The Medicare Payment Advisory Commission (MedPAC) is setting its sights on raising payments for primary care providers by reducing Medicare reimbursement for specialty physicians -- including radiologists.
"Primary care services are underpriced in the fee schedule," said presenters Ariel Winter and Kevin Hayes at a meeting on January 13. "Primary care is labor-intensive, which limits potential for efficiency gains and volume growth, [while some] specialties can increase the volume of services more easily."
Winter and Hayes noted discrepancies between primary care and specialty physician reimbursement, emphasizing that there are wide income differences between primary care and radiology/nonsurgical procedural specialties.
Income disparities among medical specialties in 2015 | |
Specialty | Average annual compensation |
Primary care | $264,000 |
Nonsurgical, nonprocedural (i.e., neurology) | $327,000 |
Surgical | $508,000 |
Nonsurgical, procedural (i.e., dermatology) | $545,000 |
Radiology | $560,000 |
MedPAC proposed three options for mitigating these differences (all of which are based on about 126 Medicare beneficiaries per primary care provider to calculate additional payments):
- Option 1: Implement a 1.3% reduction in payments for nonprimary care services, including procedures, imaging, tests, and evaluation and management services provided in emergency departments and inpatient hospitals.
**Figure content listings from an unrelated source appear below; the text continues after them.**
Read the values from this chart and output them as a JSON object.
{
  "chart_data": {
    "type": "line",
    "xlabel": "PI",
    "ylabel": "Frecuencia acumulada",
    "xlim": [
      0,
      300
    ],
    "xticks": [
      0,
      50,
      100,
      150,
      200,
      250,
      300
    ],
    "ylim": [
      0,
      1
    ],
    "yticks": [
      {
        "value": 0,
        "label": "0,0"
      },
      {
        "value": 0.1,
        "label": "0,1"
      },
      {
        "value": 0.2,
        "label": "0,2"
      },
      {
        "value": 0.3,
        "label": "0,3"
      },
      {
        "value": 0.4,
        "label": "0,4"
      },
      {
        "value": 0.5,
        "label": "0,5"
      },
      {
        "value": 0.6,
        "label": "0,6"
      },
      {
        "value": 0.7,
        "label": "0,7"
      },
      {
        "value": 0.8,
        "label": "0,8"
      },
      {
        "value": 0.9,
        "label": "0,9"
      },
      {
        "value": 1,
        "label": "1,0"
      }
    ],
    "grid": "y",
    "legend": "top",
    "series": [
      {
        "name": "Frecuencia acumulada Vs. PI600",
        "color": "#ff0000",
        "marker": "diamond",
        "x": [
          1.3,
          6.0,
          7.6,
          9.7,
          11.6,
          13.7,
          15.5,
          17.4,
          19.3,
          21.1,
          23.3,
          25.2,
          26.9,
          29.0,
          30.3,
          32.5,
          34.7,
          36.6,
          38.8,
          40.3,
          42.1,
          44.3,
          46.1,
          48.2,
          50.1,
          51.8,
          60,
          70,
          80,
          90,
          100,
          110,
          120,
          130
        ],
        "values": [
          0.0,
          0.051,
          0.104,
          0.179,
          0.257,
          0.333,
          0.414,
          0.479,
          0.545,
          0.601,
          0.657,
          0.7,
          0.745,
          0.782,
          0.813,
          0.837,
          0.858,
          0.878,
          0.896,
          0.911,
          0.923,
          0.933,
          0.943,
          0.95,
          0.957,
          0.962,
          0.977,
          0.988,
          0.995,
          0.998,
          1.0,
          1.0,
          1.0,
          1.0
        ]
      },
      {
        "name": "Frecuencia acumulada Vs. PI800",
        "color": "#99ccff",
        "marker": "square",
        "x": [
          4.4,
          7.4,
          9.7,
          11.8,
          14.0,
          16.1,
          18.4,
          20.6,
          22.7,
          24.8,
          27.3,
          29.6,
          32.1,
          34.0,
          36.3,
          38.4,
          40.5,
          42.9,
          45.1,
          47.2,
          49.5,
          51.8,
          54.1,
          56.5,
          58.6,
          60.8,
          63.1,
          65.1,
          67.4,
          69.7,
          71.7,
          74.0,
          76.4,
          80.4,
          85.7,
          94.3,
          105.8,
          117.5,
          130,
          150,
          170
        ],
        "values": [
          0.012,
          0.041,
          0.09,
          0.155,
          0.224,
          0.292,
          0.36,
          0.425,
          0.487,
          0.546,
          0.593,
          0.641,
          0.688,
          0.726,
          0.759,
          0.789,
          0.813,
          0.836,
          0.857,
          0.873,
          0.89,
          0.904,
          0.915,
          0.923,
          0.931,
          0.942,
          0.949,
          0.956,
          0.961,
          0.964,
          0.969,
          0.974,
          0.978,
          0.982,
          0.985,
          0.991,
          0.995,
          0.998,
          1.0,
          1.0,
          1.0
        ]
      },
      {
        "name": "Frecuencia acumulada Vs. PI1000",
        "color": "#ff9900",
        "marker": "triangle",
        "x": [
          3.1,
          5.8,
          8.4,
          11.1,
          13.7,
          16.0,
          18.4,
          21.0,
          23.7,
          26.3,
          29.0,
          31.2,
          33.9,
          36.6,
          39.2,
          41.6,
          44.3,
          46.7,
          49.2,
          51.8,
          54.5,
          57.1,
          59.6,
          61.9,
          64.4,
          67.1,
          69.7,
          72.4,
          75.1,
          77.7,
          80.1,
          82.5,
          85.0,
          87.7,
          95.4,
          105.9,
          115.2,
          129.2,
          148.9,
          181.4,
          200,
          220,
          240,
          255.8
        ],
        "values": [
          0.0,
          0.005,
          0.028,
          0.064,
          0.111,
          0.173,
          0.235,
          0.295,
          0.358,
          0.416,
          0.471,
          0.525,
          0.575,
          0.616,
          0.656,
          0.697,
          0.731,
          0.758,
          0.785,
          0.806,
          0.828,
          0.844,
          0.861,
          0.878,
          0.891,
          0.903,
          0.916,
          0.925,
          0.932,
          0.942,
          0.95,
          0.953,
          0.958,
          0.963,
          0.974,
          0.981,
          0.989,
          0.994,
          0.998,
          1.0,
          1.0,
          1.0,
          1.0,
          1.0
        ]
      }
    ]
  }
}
This cut would result in an additional per-beneficiary payment estimated to total approximately $3,600 per primary care clinician per year -- and radiologists would be among the group of specialty physicians subject to it, the American College of Radiology (ACR) said in an analysis.
- Option 2: Increase per-beneficiary payments to $1.2 million, taking $700 million from option 1 and $500 million from the U.S. Centers for Medicare and Medicaid Services (CMS) Merit-Based Incentive Payment System (MIPS). This would result in an increase to primary care clinicians of approximately $6,000 per year.
- Option 3: Allow primary care providers in all two-sided accountable care organizations to receive a portion of payments for primary care visits as upfront payment, as well as a per-beneficiary payment from option 2. This could result in a total per-beneficiary payment increase per clinician of approximately $16,000.
MedPAC commissioners expressed concern that if the current physician payment imbalance isn't addressed, it may lead to a shortage of primary care physicians to treat Medicare patients, the ACR said. Yet most did not support the proposed options, instead favoring an overhaul of the Medicare Physician Fee Schedule, according to the ACR.